Typically, plasmonic devices involve the interactions of electrons between two metal particles separated by a very short distance. For the past 40 years, scientists have been trying to figure out what happens when these particles are brought closer and closer, at sub-nanometer distances, according to the Duke electrical engineers.
The results of Ciracì and co-workers’ experiments, which were conducted in the laboratory of senior researcher David R. Smith, William Bevan Professor of electrical and computer engineering at Duke, were published in the journal Science as the cover article.
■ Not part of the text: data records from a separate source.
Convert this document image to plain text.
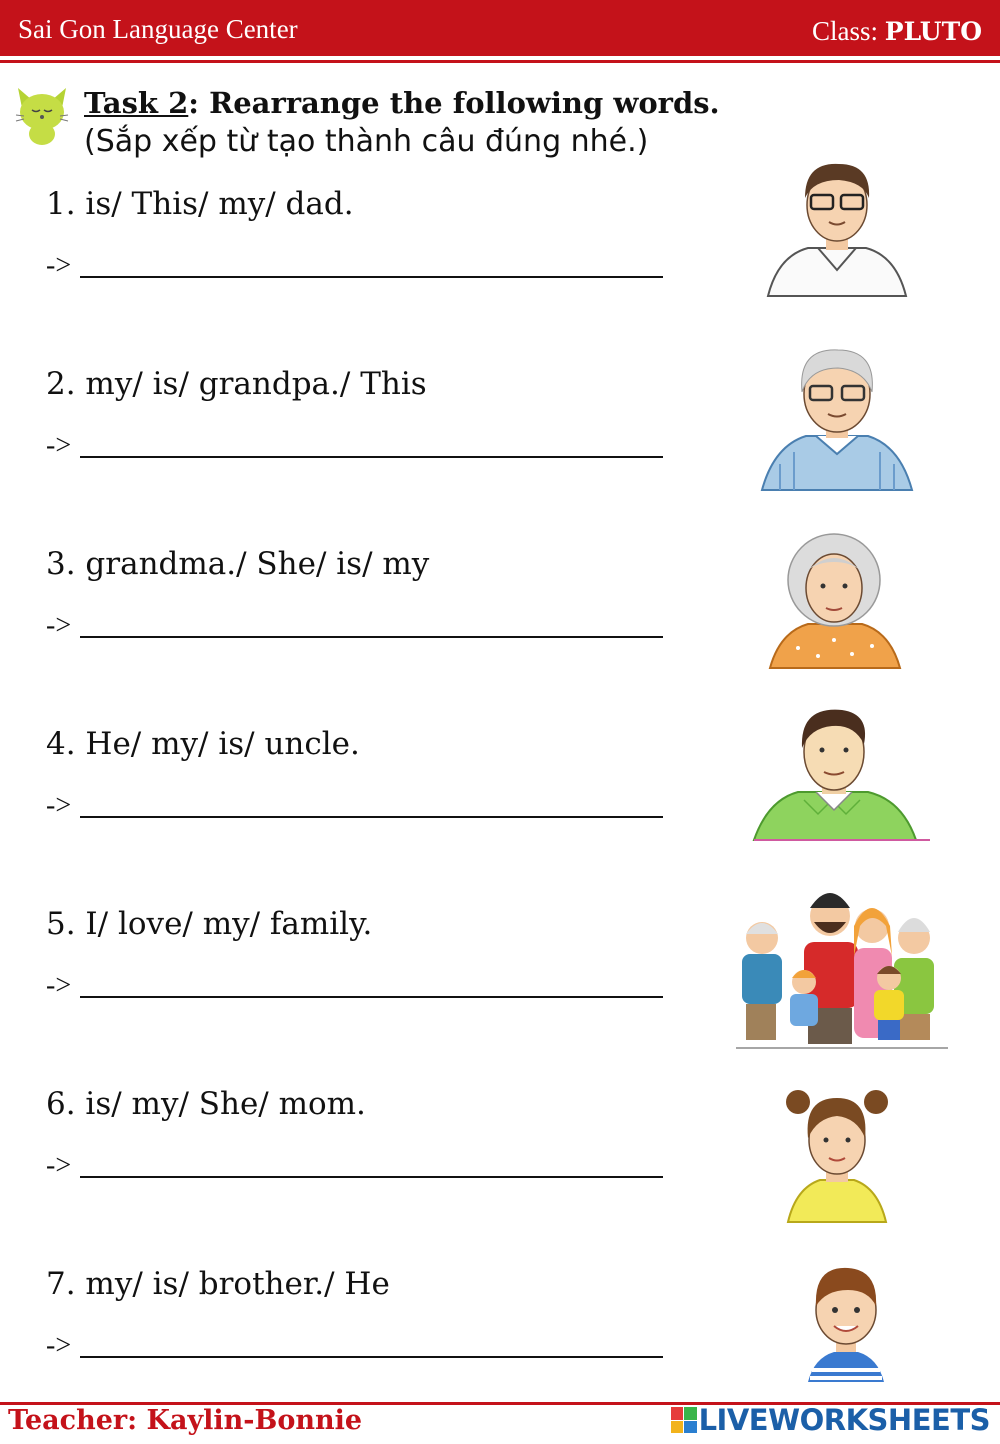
Sai Gon Language Center	Class: PLUTO
Task 2: Rearrange the following words.
(Sắp xếp từ tạo thành câu đúng nhé.)
1. is/ This/ my/ dad.
->
2. my/ is/ grandpa./ This
->
3. grandma./ She/ is/ my
->
4. He/ my/ is/ uncle.
->
5. I/ love/ my/ family.
->
6. is/ my/ She/ mom.
->
7. my/ is/ brother./ He
->
Teacher: Kaylin-Bonnie	LIVEWORKSHEETS
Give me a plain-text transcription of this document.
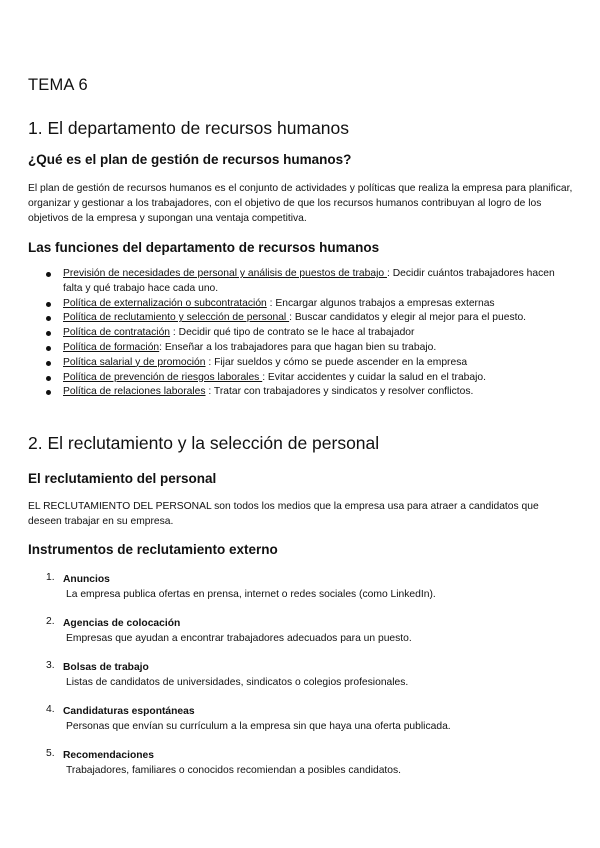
TEMA 6
1. El departamento de recursos humanos
¿Qué es el plan de gestión de recursos humanos?

El plan de gestión de recursos humanos es el conjunto de actividades y políticas que realiza la empresa para planificar, organizar y gestionar a los trabajadores, con el objetivo de que los recursos humanos contribuyan al logro de los objetivos de la empresa y supongan una ventaja competitiva.

Las funciones del departamento de recursos humanos
Previsión de necesidades de personal y análisis de puestos de trabajo : Decidir cuántos trabajadores hacen falta y qué trabajo hace cada uno.
Política de externalización o subcontratación : Encargar algunos trabajos a empresas externas
Política de reclutamiento y selección de personal : Buscar candidatos y elegir al mejor para el puesto.
Política de contratación : Decidir qué tipo de contrato se le hace al trabajador
Política de formación: Enseñar a los trabajadores para que hagan bien su trabajo.
Política salarial y de promoción : Fijar sueldos y cómo se puede ascender en la empresa
Política de prevención de riesgos laborales : Evitar accidentes y cuidar la salud en el trabajo.
Política de relaciones laborales : Tratar con trabajadores y sindicatos y resolver conflictos.
2. El reclutamiento y la selección de personal
El reclutamiento del personal

EL RECLUTAMIENTO DEL PERSONAL son todos los medios que la empresa usa para atraer a candidatos que deseen trabajar en su empresa.

Instrumentos de reclutamiento externo
1. Anuncios
La empresa publica ofertas en prensa, internet o redes sociales (como LinkedIn).
2. Agencias de colocación
Empresas que ayudan a encontrar trabajadores adecuados para un puesto.
3. Bolsas de trabajo
Listas de candidatos de universidades, sindicatos o colegios profesionales.
4. Candidaturas espontáneas
Personas que envían su currículum a la empresa sin que haya una oferta publicada.
5. Recomendaciones
Trabajadores, familiares o conocidos recomiendan a posibles candidatos.
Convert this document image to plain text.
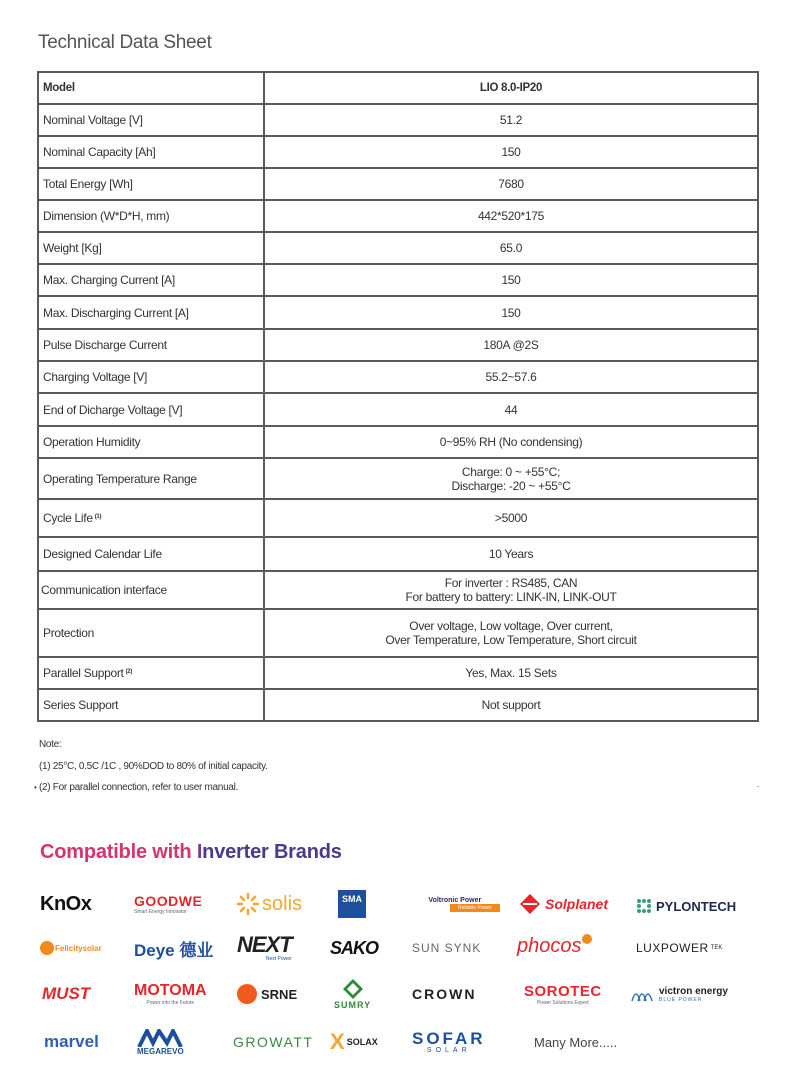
Technical Data Sheet
Model	LIO 8.0-IP20
Nominal Voltage [V]	51.2
Nominal Capacity [Ah]	150
Total Energy [Wh]	7680
Dimension (W*D*H, mm)	442*520*175
Weight [Kg]	65.0
Max. Charging Current [A]	150
Max. Discharging Current [A]	150
Pulse Discharge Current	180A @2S
Charging Voltage [V]	55.2~57.6
End of Dicharge Voltage [V]	44
Operation Humidity	0~95% RH (No condensing)
Operating Temperature Range	Charge: 0 ~ +55°C;
Discharge: -20 ~ +55°C
Cycle Life $^{(1)}$	>5000
Designed Calendar Life	10 Years
Communication interface	For inverter : RS485, CAN
For battery to battery: LINK-IN, LINK-OUT
Protection	Over voltage, Low voltage, Over current,
Over Temperature, Low Temperature, Short circuit
Parallel Support $^{(2)}$	Yes, Max. 15 Sets
Series Support	Not support
Note:
(1) 25°C, 0.5C /1C , 90%DOD to 80% of initial capacity.
(2) For parallel connection, refer to user manual.
•	.
Compatible with Inverter Brands
KnOx	GOODWE
Smart Energy Innovator	solis	SMA	Voltronic Power
Reliable Power	Solplanet	PYLONTECH
Felicitysolar Deye 德业 NEXT
Next Power
SAKO	SUN SYNK phocos	LUXPOWER TEK
MUST	MOTOMA
Power into the Future
SRNE
SUMRY
CROWN	SOROTEC
Power Solutions Expert
victron energy
BLUE POWER
marvel	MEGAREVO
GROWATT X SOLAX SOFAR
SOLAR
Many More.....
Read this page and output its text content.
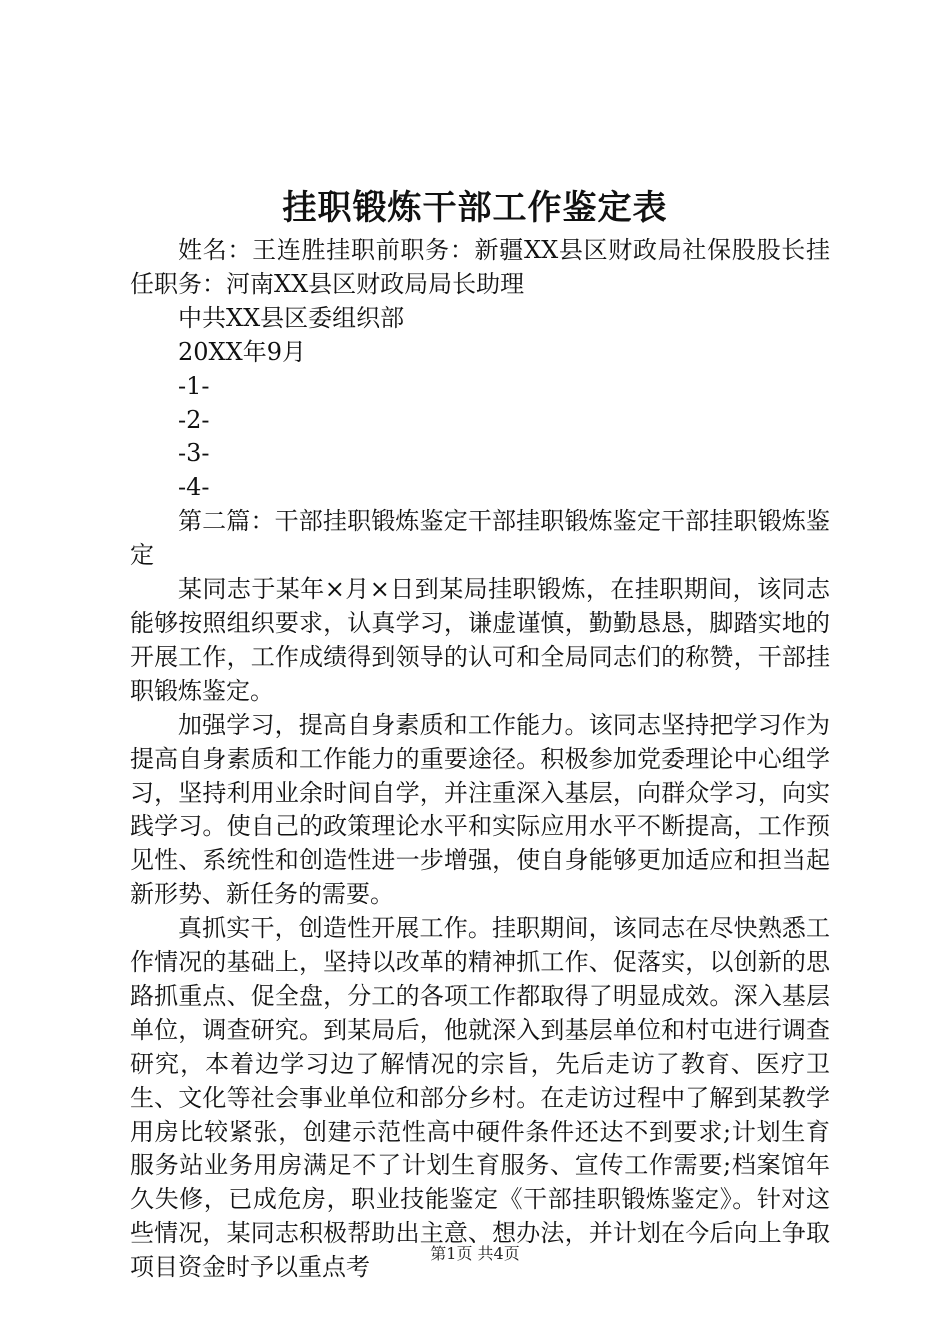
挂职锻炼干部工作鉴定表

姓名：王连胜挂职前职务：新疆XX县区财政局社保股股长挂任职务：河南XX县区财政局局长助理

中共XX县区委组织部

20XX年9月

-1-

-2-

-3-

-4-

第二篇：干部挂职锻炼鉴定干部挂职锻炼鉴定干部挂职锻炼鉴定

某同志于某年×月×日到某局挂职锻炼，在挂职期间，该同志能够按照组织要求，认真学习，谦虚谨慎，勤勤恳恳，脚踏实地的开展工作，工作成绩得到领导的认可和全局同志们的称赞，干部挂职锻炼鉴定。

加强学习，提高自身素质和工作能力。该同志坚持把学习作为提高自身素质和工作能力的重要途径。积极参加党委理论中心组学习，坚持利用业余时间自学，并注重深入基层，向群众学习，向实践学习。使自己的政策理论水平和实际应用水平不断提高，工作预见性、系统性和创造性进一步增强，使自身能够更加适应和担当起新形势、新任务的需要。

真抓实干，创造性开展工作。挂职期间，该同志在尽快熟悉工作情况的基础上，坚持以改革的精神抓工作、促落实，以创新的思路抓重点、促全盘，分工的各项工作都取得了明显成效。深入基层单位，调查研究。到某局后，他就深入到基层单位和村屯进行调查研究，本着边学习边了解情况的宗旨，先后走访了教育、医疗卫生、文化等社会事业单位和部分乡村。在走访过程中了解到某教学用房比较紧张，创建示范性高中硬件条件还达不到要求;计划生育服务站业务用房满足不了计划生育服务、宣传工作需要;档案馆年久失修，已成危房，职业技能鉴定《干部挂职锻炼鉴定》。针对这些情况，某同志积极帮助出主意、想办法，并计划在今后向上争取项目资金时予以重点考	第1页 共4页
In their experiments, Ciracì and his team started with a thin gold film coated with a ultra-thin monolayer of organic molecules, studded with precisely controllable carbon chains. Nanometric gold spheres were dispersed on top of the monolayer. Essential to the experiment was that the distance between the spheres and the film could be adjusted with a precision of a single atom. In this fashion, the researchers were able to overcome the limitations of traditional approaches and obtain a photonic signature with atom-level resolution.
The Duke team worked with colleagues at Imperial College, specifically Sir John Pendry, who has long collaborated with Smith.
The research was supported by the Air Force Office of Scientific Research and by the Army Research Office’s Multidisciplinary University Research Initiative (MURI).
The other members of the team were Duke’s Ryan Hill, Jack Mock, Yaroslav Urzhumov and Ashutosh Chilkoti; and from Imperial College, Antonio Fernández-Domínguez and Stefan Maier.